A draft genome sequence of the arbuscular mycorrhizal Gigaspora margarita: investigating cross-kingdom interactions


Francesco Venice 1 Stefano Ghignone 4 Joelle Amselem 3 Isabelle Luyten 3 Alessandra Salvioli 1 Kinga Sędzielewska Toro 2 Mara Novero 1 Paola Bonfante 1
1Dpt. of Life Science and Systems Biology, University of Turin, Turin, Italy
2Faculty of Biology, Genetics, University of Munich, Munich, Germany
3Unité de Recherche en Génomique, INRA, Versailles Cedex, France
4Institute for Sustainable Plant Protection, CNR, Turin, Italy

Arbuscular mycorrhizal fungi (AMF) are members of the plant microbiota, being associated with the roots of most land plants, and enhancing the host’s ability to acquire nutrients. On the other hand, they host their own microbiota (Desiro et al, 2014), since some of them possess obligate endobacteria. AMF represent therefore the hub for an interkingdom interaction between plants, fungi and bacteria (Bonfante and Desirò, 2017). The fungal endobacteria show reduced genomes and nutritional dependence on the fungal host (Ghignone et al., 2012; Torres-Cortès et al., 2015), but functional OMICs analyses suggested that their presence deeply impacts AMF host physiology (Salvioli et al., 2016; Vannini et al., 2016). While genome-scale comparisons have become a powerful tool for the reconstruction of the fungal lineage (Spatafora et al., 2017), genomics data for AMF are available only for Rhizophagus irregularis (Tisserant et al., 2013; Lin et al., 2014), that does not possess endobacteria.
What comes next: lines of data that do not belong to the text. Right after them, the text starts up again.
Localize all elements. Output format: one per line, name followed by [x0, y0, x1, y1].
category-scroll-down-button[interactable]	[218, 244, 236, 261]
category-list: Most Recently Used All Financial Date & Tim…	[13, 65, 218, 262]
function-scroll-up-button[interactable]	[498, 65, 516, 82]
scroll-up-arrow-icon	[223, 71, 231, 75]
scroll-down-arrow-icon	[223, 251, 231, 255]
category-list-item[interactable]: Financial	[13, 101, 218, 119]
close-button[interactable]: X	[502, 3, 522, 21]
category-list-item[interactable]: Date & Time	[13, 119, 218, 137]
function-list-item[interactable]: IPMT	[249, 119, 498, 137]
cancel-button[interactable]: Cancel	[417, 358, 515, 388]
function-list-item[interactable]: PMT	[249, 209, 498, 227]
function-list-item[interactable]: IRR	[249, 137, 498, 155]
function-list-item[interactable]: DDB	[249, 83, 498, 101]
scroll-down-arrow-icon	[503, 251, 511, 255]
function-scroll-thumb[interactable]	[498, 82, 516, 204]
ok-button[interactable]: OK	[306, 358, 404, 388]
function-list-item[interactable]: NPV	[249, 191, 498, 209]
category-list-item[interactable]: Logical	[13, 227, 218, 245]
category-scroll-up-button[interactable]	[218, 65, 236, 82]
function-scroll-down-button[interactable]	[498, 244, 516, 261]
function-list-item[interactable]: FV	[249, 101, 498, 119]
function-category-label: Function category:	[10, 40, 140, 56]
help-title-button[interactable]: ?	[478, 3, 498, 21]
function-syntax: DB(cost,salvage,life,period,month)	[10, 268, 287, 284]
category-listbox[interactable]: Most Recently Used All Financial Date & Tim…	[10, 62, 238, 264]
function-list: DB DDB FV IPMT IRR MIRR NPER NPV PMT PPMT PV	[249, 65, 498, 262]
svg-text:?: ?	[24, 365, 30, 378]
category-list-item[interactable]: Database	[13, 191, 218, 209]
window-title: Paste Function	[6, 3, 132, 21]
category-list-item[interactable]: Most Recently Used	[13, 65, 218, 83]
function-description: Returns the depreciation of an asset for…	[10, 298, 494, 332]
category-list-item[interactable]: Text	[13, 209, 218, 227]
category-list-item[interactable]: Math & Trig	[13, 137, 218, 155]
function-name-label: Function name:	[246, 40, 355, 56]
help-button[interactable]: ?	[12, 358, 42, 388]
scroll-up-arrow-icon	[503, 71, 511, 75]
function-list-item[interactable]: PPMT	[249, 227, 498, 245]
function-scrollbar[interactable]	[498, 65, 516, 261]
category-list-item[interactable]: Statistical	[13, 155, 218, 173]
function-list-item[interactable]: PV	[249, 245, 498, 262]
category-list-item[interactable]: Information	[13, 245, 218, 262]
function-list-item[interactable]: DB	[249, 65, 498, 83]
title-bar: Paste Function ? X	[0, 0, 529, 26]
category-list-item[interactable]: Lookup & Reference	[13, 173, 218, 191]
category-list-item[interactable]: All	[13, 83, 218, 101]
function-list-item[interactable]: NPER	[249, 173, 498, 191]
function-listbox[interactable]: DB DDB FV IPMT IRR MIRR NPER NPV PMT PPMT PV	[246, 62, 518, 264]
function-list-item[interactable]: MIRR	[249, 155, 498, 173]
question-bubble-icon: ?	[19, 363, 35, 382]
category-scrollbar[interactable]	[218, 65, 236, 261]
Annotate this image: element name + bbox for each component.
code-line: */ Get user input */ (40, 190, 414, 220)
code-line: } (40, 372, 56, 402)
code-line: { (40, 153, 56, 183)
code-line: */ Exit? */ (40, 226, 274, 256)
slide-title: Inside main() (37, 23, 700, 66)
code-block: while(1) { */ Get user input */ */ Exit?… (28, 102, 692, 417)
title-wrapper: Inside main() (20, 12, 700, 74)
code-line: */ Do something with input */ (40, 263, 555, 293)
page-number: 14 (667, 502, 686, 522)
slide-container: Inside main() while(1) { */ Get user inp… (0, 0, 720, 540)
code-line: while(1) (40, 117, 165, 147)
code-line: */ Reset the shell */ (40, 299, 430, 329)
Here, we present a draft genome sequence of Gigaspora margarita BEG34, which hosts the endobacterium Candidatus Glomeribacter gigasporarum. The nuclear genome sequence of G. margarita is ~775Mb, almost 6 times bigger than R. irregularis. While scanning for transposable elements and centromeric/telomeric regions, we discovered that ~80% of G. margarita genome mainly contains repeated sequences ascribable to transposable elements. Preliminary approaches for gene prediction revealed a low gene density (~4 genes/100Kb on average), and allowed the identification of genomic regions with homology to known bacterial sequences. On one hand, the genome of G. margarita has size and composition features which make its description a challenging task, but on the other hand it will provide interesting clues to understand how AMF evolved, allowing some fungal isolates to harbor endosymbionts, and in the mean time to interact with the host plant.